We're still working on squeezing a nursery in across from the office desks in our second room, the soon-to-be combination office/baby room. It's a long process but I promise a full reveal soon! We've managed to get a lot of the nursery stuff second-hand and have kept things very inexpensive with crafts and do-it-yourself projects.

painting changing table

My sister-in-law gave me a changing table dresser that belonged to my niece and nephews. However, it was white and didn't match our dark cherry crib, so we decided to paint it a complimentary color (yes, I said paint…not stain. We did contemplate staining but it's a lot of work and the changing table looked like some parts were particle board, which can't be stained anyway).

painting baby furniture

Another secret to keeping costs down: find multi-purpose furniture that can grow with the child. The changing portion of the table detaches so that the table can serve as a simple dresser when the kid gets older. Between this and our 3-in-1 crib, the baby's set until he or she is past toddlerhood.
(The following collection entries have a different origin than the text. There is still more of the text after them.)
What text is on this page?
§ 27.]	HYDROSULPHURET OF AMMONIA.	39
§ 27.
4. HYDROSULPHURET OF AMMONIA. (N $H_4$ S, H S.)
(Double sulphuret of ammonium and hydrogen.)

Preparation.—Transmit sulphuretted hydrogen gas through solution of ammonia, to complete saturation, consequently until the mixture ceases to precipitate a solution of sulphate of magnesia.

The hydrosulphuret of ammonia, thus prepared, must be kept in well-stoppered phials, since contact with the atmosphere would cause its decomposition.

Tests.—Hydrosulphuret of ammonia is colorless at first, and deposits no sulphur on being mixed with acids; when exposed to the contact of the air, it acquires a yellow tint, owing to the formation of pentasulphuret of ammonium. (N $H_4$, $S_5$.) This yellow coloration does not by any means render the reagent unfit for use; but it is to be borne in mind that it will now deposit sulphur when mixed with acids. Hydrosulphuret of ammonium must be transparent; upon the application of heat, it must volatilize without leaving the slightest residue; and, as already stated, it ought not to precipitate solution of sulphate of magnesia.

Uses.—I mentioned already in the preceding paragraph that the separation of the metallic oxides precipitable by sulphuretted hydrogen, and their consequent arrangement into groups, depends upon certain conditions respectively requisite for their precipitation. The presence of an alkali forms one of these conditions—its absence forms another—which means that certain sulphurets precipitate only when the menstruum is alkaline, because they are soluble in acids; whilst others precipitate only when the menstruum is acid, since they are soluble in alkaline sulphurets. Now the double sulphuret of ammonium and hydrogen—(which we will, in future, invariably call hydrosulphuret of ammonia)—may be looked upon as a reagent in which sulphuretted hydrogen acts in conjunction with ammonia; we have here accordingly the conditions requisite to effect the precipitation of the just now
Obviously, I enlisted help had someone else do all the work for me since I'm pregnant and can't be breathing in paint fumes. For now, we went with a simple, semi-gloss coat so that I can easily wipe it down. In the future, I may distress it to give it that unique shabby chic look. Here's the finished product:

painting baby furniture

When repainting furniture that's already been painted, it's easiest to get a paint that's the same type as what's already on there (water-based or oil-based) and simply paint over it. Otherwise, you need to strip or sand it all the way down and use a primer before painting. To determine if the paint that's on the furniture already is water-based latex or oil-based paint, rub some rubbing alcohol on it. If the paint is water-based, the rubbing alcohol will take the paint off. Otherwise, you know it's oil-based. Buy the same type of paint and lightly sand the piece of furniture with 100 grit paper (to give the paint a better surface to stick to) and apply a thin coat of paint with a paint brush or small foam roller. Let dry and then apply a second coat. If you want a really finished, wipeable surface, top with two thin coats of finish (again, use oil-based finish to top oil-based paint or water-based finish to top water-based latex paint).

When painting baby furniture, give it at least a week to dry fully so that no fumes are released around the baby and take care to use a lead-free paint. If you're painting a crib (or other piece of furniture that the baby may chew on), use a high-quality, durable finish and an enamel that will dry hard so it won't chip off.